La révolution de l’ARN Messager en 10 points
La révolution de l’ARN Messager, a non seulement permis le développement du vaccin Anti-Covid 19 , mais a aussi montré des perspectives prometteuses de développement de thérapies innovantes dans un éventail de maladies, telles que : Le cancer, le SIDA, les maladies auto-immunes, les maladies dégénératives … etc
1. La mise au point accélérée d’un vaccin anti-Covid à base d’ARN messager a stupéfié le monde entier. Cette technologie pourrait soigner d’autres maladies mortelles comme le VIH ou le cancer. Des essais cliniques sont déjà en cours. L’ARN messager, rappelons-le, a été découvert des 1961 à l’Institut Pasteur par François Jacob et François Gros
2. Leurs inventeurs du vaccin anti-Covid à base d’ARN messager : L’allemand BioNTech (en partenariat avec l’américain Pfizer) et l’américain Moderna ont réussi une prouesse inouïe : lancer, en moins d’un an, un nouveau vaccin, tâche que les champions du secteur mettaient jusqu’ici cinq à dix années à accomplir avec des méthodes traditionnelles. Hier start-up sans produit homologué, ces deux sociétés de biotechnologie sont instantanément devenues les stars de l’industrie pharmaceutique mondiale.

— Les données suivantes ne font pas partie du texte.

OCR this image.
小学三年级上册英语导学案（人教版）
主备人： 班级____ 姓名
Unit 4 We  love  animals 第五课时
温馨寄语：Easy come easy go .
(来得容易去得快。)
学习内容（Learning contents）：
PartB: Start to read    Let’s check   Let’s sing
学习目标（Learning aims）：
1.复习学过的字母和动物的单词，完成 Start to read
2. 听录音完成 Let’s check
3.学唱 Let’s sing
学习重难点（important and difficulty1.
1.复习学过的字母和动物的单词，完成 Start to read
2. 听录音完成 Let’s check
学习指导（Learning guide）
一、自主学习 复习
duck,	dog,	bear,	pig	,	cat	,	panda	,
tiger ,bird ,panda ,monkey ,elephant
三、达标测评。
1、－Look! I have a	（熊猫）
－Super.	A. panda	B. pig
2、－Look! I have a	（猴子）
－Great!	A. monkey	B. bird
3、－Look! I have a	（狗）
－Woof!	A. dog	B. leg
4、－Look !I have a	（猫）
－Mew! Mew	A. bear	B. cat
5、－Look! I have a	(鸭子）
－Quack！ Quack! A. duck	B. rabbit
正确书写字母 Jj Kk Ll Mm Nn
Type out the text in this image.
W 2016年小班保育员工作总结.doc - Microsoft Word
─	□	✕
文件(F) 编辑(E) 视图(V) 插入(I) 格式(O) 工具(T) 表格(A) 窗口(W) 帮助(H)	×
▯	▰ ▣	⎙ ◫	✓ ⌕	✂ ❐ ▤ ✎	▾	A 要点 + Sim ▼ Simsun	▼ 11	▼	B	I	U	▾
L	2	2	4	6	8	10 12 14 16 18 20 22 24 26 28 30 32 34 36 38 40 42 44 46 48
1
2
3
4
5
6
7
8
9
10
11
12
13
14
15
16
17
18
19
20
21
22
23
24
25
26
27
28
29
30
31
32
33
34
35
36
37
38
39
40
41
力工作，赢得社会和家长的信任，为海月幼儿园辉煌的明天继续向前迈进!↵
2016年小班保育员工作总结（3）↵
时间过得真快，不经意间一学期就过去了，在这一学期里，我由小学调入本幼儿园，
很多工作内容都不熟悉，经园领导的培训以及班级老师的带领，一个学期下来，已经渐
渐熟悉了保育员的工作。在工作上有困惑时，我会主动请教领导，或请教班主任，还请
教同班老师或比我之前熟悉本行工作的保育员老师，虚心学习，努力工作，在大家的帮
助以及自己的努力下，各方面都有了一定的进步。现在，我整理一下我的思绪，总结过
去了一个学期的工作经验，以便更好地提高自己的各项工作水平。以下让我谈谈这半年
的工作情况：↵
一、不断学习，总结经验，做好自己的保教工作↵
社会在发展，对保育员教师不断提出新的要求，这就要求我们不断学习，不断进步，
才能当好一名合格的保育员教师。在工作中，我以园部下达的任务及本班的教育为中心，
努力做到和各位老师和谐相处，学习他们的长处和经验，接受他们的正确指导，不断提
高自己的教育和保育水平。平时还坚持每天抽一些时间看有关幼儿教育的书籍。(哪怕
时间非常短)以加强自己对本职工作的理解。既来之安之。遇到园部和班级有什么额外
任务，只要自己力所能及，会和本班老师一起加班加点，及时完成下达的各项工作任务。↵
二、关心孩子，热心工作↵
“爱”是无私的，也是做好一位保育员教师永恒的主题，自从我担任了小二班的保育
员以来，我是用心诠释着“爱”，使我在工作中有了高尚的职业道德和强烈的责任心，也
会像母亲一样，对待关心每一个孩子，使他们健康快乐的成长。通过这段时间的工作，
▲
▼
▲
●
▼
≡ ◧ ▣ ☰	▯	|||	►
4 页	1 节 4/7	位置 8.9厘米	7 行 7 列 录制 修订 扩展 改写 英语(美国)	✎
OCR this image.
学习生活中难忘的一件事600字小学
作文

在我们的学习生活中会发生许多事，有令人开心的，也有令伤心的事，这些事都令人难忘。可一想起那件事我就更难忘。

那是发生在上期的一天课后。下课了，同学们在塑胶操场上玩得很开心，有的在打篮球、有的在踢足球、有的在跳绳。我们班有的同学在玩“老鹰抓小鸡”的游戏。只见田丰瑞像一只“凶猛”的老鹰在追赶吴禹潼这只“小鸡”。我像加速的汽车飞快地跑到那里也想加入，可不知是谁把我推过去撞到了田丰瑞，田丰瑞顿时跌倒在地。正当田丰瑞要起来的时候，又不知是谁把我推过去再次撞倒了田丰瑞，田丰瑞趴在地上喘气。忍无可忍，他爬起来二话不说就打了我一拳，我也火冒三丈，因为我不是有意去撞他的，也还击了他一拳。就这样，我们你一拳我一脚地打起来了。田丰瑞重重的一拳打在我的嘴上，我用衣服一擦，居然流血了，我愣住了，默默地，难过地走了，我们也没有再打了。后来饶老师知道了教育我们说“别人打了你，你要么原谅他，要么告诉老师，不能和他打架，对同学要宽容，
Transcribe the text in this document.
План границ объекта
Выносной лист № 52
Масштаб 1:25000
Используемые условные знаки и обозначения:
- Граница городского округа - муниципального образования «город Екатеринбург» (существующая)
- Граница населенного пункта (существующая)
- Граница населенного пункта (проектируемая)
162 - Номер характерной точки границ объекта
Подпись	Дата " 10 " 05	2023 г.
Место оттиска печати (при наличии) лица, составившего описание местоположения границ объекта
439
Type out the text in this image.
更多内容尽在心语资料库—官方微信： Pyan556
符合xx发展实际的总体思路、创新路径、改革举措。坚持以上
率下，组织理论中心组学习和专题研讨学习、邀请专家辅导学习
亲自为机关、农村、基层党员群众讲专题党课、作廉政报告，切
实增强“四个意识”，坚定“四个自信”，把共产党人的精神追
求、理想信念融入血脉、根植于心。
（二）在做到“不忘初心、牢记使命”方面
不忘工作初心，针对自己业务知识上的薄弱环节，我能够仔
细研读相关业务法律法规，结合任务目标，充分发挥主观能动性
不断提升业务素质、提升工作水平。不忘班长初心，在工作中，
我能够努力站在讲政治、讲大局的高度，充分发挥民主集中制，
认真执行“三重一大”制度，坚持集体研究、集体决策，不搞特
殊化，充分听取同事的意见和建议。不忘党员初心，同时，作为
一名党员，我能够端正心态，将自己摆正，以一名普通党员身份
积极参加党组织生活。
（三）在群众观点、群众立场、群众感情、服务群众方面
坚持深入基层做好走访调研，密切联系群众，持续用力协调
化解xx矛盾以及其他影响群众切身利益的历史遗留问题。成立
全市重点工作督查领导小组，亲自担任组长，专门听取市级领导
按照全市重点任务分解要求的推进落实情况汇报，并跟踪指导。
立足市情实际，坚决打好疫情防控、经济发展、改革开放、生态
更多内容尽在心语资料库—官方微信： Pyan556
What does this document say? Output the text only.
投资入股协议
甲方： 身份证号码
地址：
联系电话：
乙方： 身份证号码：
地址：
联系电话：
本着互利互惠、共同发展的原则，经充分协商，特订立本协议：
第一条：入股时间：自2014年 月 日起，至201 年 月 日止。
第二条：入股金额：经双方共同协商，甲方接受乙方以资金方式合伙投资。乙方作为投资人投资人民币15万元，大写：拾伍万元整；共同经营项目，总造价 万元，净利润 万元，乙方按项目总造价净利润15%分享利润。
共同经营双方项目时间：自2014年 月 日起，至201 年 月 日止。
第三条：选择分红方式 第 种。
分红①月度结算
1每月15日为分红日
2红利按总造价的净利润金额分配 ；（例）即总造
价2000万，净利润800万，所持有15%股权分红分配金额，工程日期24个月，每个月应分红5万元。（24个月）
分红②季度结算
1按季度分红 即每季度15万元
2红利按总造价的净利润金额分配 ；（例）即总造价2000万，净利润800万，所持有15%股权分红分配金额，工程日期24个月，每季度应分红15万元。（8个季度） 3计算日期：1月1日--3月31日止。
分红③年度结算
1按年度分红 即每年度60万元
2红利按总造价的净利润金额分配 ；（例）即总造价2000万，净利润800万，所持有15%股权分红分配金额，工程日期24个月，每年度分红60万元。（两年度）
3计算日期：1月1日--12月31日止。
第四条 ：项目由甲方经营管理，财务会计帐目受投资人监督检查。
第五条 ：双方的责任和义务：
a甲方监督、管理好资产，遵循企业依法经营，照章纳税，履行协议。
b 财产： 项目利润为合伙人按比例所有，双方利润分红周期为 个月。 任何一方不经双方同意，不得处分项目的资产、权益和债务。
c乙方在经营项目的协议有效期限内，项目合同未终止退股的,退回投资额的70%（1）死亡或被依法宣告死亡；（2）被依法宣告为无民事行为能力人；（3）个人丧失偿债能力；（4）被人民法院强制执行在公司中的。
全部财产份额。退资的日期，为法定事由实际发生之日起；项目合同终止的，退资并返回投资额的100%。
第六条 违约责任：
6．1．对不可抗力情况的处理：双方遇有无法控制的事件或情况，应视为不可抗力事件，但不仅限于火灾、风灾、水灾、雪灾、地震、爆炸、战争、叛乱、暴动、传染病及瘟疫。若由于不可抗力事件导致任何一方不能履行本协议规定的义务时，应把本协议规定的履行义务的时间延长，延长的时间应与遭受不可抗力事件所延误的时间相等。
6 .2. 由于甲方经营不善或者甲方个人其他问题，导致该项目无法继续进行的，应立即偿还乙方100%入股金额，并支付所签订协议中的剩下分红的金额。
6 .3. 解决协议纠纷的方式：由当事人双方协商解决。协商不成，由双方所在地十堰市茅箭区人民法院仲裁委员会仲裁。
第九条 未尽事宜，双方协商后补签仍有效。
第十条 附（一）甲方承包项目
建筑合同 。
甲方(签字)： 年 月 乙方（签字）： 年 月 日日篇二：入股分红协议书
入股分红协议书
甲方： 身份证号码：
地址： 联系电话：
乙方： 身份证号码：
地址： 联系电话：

3. La technologie ARNm fait actuellement l’objet d’innombrables essais précliniques (in vitro et sur des cobayes animaux) ainsi que de plus de 140 essais cliniques (sur l’homme), dans des aires thérapeutiques aussi diverses que les maladies infectieuses, le cancer, les maladies rares, les maladies auto-immunes ou la médecine régénératrice.
4. Les espoirs placés dans l’ARNm sont liés à la manière dont il fonctionne. L’ARNm est une molécule d’information éphémère qui joue un rôle fondamental dans la biologie de notre organisme. Sa fonction ? Copier les instructions stockées dans notre code génétique (ou ADN) et les transférer aux cellules pour leur faire fabriquer les protéines nécessaires au bon fonctionnement de presque toutes nos fonctions biologiques.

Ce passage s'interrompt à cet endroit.